Estamos marcados pelo fenômeno ou pelas coisas que aparecem e a angústia invade o nosso ser. Quando pensamos que existem realidades além das nossas capacidades. Na velhice, na perda do poder ou na angústia das dores da vida, nos aniquilamos. “Estamos suspensos na angústia. Melhor dito: a angústia nos suspende porque ela põe em fuga o ente em sua totalidade. Nisto consiste o fato de nós próprios — os homens que somos — refugiarmo-nos no seio dos entes. E por isso que, em última análise, não sou “eu” ou não é “você” que se sente estranho, mas a gente se sente assim. Somente continua presente o puro-ser-aí no estremecimento deste estar suspenso, onde nada há em que se apoiar. A angústia nos corta a palavra” (HEIDEGGER, M. Que é metafisica? Tradução de Ernildo Stein. São Paulo: Abril Cultural, 1989b. (Os Pensadores).p.39-40.
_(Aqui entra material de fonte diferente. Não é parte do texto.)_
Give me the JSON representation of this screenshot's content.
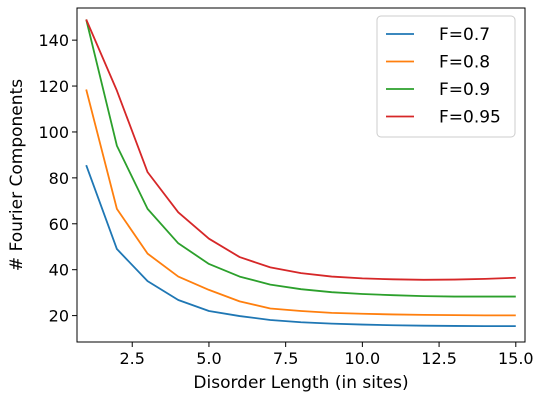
{
  "chart_data": {
    "type": "line",
    "xlabel": "Disorder Length (in sites)",
    "ylabel": "# Fourier Components",
    "xlim": [
      0.7,
      15.3
    ],
    "ylim": [
      8.5,
      154
    ],
    "xticks": [
      2.5,
      5.0,
      7.5,
      10.0,
      12.5,
      15.0
    ],
    "xtick_labels": [
      "2.5",
      "5.0",
      "7.5",
      "10.0",
      "12.5",
      "15.0"
    ],
    "yticks": [
      20,
      40,
      60,
      80,
      100,
      120,
      140
    ],
    "ytick_labels": [
      "20",
      "40",
      "60",
      "80",
      "100",
      "120",
      "140"
    ],
    "grid": false,
    "legend_position": "top-right",
    "x": [
      1,
      2,
      3,
      4,
      5,
      6,
      7,
      8,
      9,
      10,
      11,
      12,
      13,
      14,
      15
    ],
    "series": [
      {
        "name": "F=0.7",
        "color": "#1f77b4",
        "values": [
          85.5,
          49,
          35,
          26.8,
          22,
          19.8,
          18.1,
          17.1,
          16.5,
          16.1,
          15.8,
          15.6,
          15.5,
          15.4,
          15.4
        ]
      },
      {
        "name": "F=0.8",
        "color": "#ff7f0e",
        "values": [
          118.5,
          66.5,
          47,
          37,
          31.2,
          26.2,
          23.1,
          22,
          21.2,
          20.8,
          20.5,
          20.3,
          20.2,
          20.1,
          20.1
        ]
      },
      {
        "name": "F=0.9",
        "color": "#2ca02c",
        "values": [
          149,
          94,
          66.5,
          51.5,
          42.5,
          37,
          33.5,
          31.5,
          30.2,
          29.4,
          28.9,
          28.5,
          28.3,
          28.3,
          28.3
        ]
      },
      {
        "name": "F=0.95",
        "color": "#d62728",
        "values": [
          149,
          118,
          82.5,
          65,
          53.5,
          45.5,
          41,
          38.5,
          37,
          36.2,
          35.8,
          35.6,
          35.7,
          36,
          36.5
        ]
      }
    ]
  }
}
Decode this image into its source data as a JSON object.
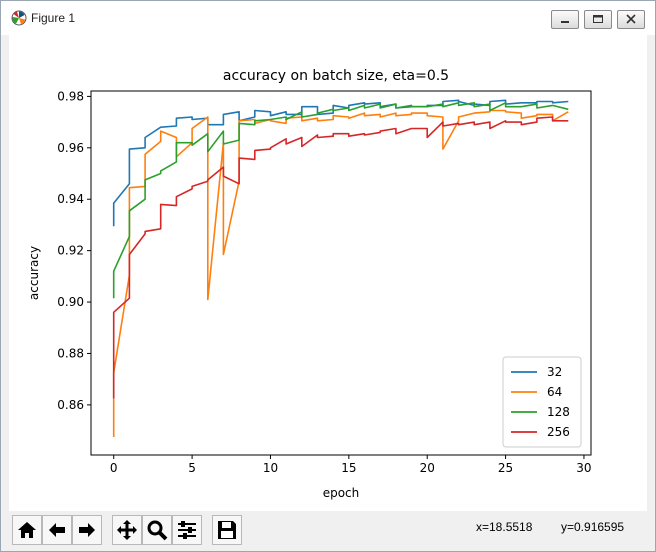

Então esse nadificar é uma sensação de frustração ou restrição? “Em benefício de uma terminologia uniforme, descreveremos como ‘frustração’ o fato de um instinto não poder ser satisfeito, como ‘proibição’ o regulamento pelo qual essa frustração é estabelecida, e como ‘privação’ a condição produzida pela proibição)”. (FREUD, Sigmund. O Futuro de uma Ilusão, o mal-estar na civilização e outros trabalhos (1927-1931). Vol. XXI. Rio de Janeiro. Imago, 1996. p. 195. 20, 1930).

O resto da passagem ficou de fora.